Unlike in previous referenda, the European political system would not lose too much sleep if Ireland were to hold a referendum on this issue and reject it. Ireland would be placed in a type of limbo situation.

Those who are pressing for a referendum, even it is not legally required, should ask themselves what they would do if such a referendum were to be rejected.

It would ultimately place a serious question mark over Ireland’s continued participation in the single currency. If that is the choice of the people, fine, but they should be made aware of the possible consequences.

Quite so. His point is bolstered somewhat by another of today’s op eds, this time in the Irish Times by lawyer Gavin Barrett (of whom more later):

The treaty’s core consists of debt and deficit rules. However, its preamble provides that the treaty is not to be interpreted in any way as altering the economic policy conditions under which financial assistance is granted to a state (like Ireland) in a stabilisation programme.

Thus the treaty’s deficit and debt requirements simply don’t apply here for the duration of the present bailout (or any second one). Moreover the exemption under existing EU law from the application of debt-reduction provisions for three years after any such programme ends will evidently also continue.

Only after this transitional period will the fiscal treaty’s debt-reduction requirements apply: article four requires an annual reduction of one-20th of the excess of national debt-to-GDP ratios exceeding 60 per cent.

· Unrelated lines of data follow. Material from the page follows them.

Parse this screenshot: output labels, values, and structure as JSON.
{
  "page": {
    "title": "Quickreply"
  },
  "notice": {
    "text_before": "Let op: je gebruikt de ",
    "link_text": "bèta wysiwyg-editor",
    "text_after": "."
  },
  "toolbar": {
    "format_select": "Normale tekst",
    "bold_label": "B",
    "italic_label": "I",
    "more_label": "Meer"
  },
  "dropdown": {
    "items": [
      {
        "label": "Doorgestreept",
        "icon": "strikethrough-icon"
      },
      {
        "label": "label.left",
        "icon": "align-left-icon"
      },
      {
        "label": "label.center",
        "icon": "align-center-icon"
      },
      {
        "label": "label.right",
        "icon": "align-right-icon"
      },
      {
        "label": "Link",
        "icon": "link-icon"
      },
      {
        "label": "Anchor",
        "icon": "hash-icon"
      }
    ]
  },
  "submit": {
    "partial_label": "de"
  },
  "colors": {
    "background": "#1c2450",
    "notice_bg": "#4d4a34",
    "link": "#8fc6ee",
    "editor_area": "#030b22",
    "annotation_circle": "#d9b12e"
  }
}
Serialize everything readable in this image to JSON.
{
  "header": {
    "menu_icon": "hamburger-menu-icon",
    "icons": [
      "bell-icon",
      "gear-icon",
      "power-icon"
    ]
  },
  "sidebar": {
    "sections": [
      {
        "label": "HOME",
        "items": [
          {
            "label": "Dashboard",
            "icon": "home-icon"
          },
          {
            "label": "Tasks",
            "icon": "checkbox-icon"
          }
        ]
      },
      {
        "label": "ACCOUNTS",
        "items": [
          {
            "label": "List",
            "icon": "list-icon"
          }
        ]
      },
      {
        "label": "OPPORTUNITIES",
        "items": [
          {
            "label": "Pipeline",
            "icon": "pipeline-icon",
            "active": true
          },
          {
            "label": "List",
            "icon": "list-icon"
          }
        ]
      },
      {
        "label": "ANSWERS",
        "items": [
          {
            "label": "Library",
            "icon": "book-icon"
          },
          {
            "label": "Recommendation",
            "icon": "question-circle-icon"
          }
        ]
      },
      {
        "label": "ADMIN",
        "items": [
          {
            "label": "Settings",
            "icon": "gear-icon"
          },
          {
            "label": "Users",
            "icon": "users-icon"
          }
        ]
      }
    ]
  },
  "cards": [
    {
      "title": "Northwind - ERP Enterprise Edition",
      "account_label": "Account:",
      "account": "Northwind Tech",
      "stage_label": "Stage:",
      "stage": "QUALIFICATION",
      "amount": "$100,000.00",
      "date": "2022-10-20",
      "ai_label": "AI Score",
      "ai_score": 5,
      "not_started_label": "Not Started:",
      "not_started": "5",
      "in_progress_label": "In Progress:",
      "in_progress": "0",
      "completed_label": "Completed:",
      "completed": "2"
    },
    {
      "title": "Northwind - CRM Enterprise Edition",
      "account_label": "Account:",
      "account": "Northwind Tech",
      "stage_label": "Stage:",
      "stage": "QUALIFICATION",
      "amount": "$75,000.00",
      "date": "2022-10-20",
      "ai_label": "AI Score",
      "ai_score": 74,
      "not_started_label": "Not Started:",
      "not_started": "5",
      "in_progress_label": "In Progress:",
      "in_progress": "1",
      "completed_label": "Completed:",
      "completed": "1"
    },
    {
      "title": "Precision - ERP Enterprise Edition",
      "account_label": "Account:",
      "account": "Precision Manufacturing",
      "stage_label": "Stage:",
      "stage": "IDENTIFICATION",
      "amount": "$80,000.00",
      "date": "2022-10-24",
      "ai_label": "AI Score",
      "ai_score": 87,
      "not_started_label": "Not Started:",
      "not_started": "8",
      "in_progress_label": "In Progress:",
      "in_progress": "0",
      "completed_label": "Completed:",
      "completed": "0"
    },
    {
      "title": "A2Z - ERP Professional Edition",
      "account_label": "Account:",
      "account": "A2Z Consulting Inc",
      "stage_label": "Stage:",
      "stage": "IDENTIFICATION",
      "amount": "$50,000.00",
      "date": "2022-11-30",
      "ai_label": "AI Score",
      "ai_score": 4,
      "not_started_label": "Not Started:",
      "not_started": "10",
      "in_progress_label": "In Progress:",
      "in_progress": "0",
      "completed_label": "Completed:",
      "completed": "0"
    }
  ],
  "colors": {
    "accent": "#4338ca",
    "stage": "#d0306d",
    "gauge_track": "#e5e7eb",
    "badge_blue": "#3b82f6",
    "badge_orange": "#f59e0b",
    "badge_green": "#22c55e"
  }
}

However, precisely the same obligation already applies under EU “six-pack” regulations – adopted by EU leaders with little protest last November. The treaty’s debt rules thus involve nothing new.

He continues:

We have just seen that after Ireland’s stabilisation programme exit, existing EU “six-pack” debt rules will require an annual reduction of one-20th of the excess in Ireland’s debt-to-GDP ratio. In other words, Ireland will be required to run structural surpluses rather than deficits for many years. The treaty’s ban on structural deficits of over 0.5 per cent will thus involve no extra burden, because under existing law, we will not legally be entitled to run deficits anyway.[Emphasis added]

It’s been taken as read by some parts of the Dublin establishment that there must be a referendum, and that the AG has no choice in the matter. Ireland has never had monetary sovereignty in any real degree. The crunch point is whether this treaty actually interferes with fiscal sovereignty (an important matter for countries much larger than Ireland).

Barrett believes that the nature of the preamble puts an important break on any sanctions that might be applied, is the deal maker on this matter, which he claims:

…provides that the treaty is not to be interpreted in any way as altering the economic policy conditions under which financial assistance is granted to a state (like Ireland) in a stabilisation programme.

So it’s another promise to be good, not an enforceable treaty. Whether or not that applies the necessary oil to get Irish wheels under it, the country, short of seceding from the Euro, is going to be stuck with the conditions it sets and if not willingly opted-in, may, as Power notes, eventually find the heat is too much to bear.

Which I suspect is part of Frau Bundeskanzlerin’s cunning plan to weed out the fit from the unfit and sustain the Euro as a credible currency on the world markets.